Yes I understand what you're saying Cody, I'm sure the young lady probably didn't realise that you and your wife have the same sense of humour,,,
I suppose that it would depend on the nature of the crime that I had apologized for, although I don't imagine myself doing anything unforgivable. Nevertheless, I suppose, if I have apologized and my apology was not accepted, I would simply have nothing to do with that person anymore. I don't need to have everyone in the world like me.
Yes well, I'm forever saying I'm sorry for something ( must be the 'pommy' blood) ..eg. . if someone walks into me at the shopping center, I'm the one who says sorry or, if HE says something I didn't hear ... "Sorry, what did you say"? or if I unwittingly change the channel while HE's watching the golf ... "Sorry, wasn't thinking" etc. But, in an argument, never, unless I know I'm wrong, then I say "sorry, my fault, now get over it" ... HE never apologises for anything, but why should he, when HE never does anything wrong! ...we don't bear grudges and rarely argue anyway, unless I'm bored and need a bit of drama LOL!
Why aye lass.... ..... We nearly moved there at the end of the 60's on the assisted passage, but it never happened ...
My daughter is hoping to move to Australia if she sells her place in Spain.... I'm dreading her being so far away tbh...but by the same token I want her to live in a much better country than the Uk has become..

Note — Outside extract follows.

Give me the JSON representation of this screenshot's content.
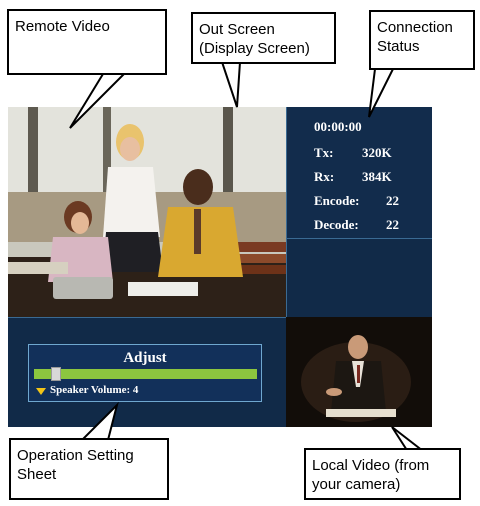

In the type of ministry I associate with, I have a tendency to meet the words, "I'm sorry" with a lot of ambivalence. I often hear the words but whilst there may be some regret, there is for the most part, an unwillingness to really change. An apology often presents itself with the addition of "but I" which is the apparent start of an excuse. Some excuses are acceptable but I have found that many of them are simply ways of steering any fault from the guilty party as in Flip Wilson's catch phrase, "the devil made me do it". It's just a rationalization fit to give reason for the deed rather than commit to and acknowledge the initial wrong. Domestically violent people are famous for their sorrow and excuses for why they do what they do.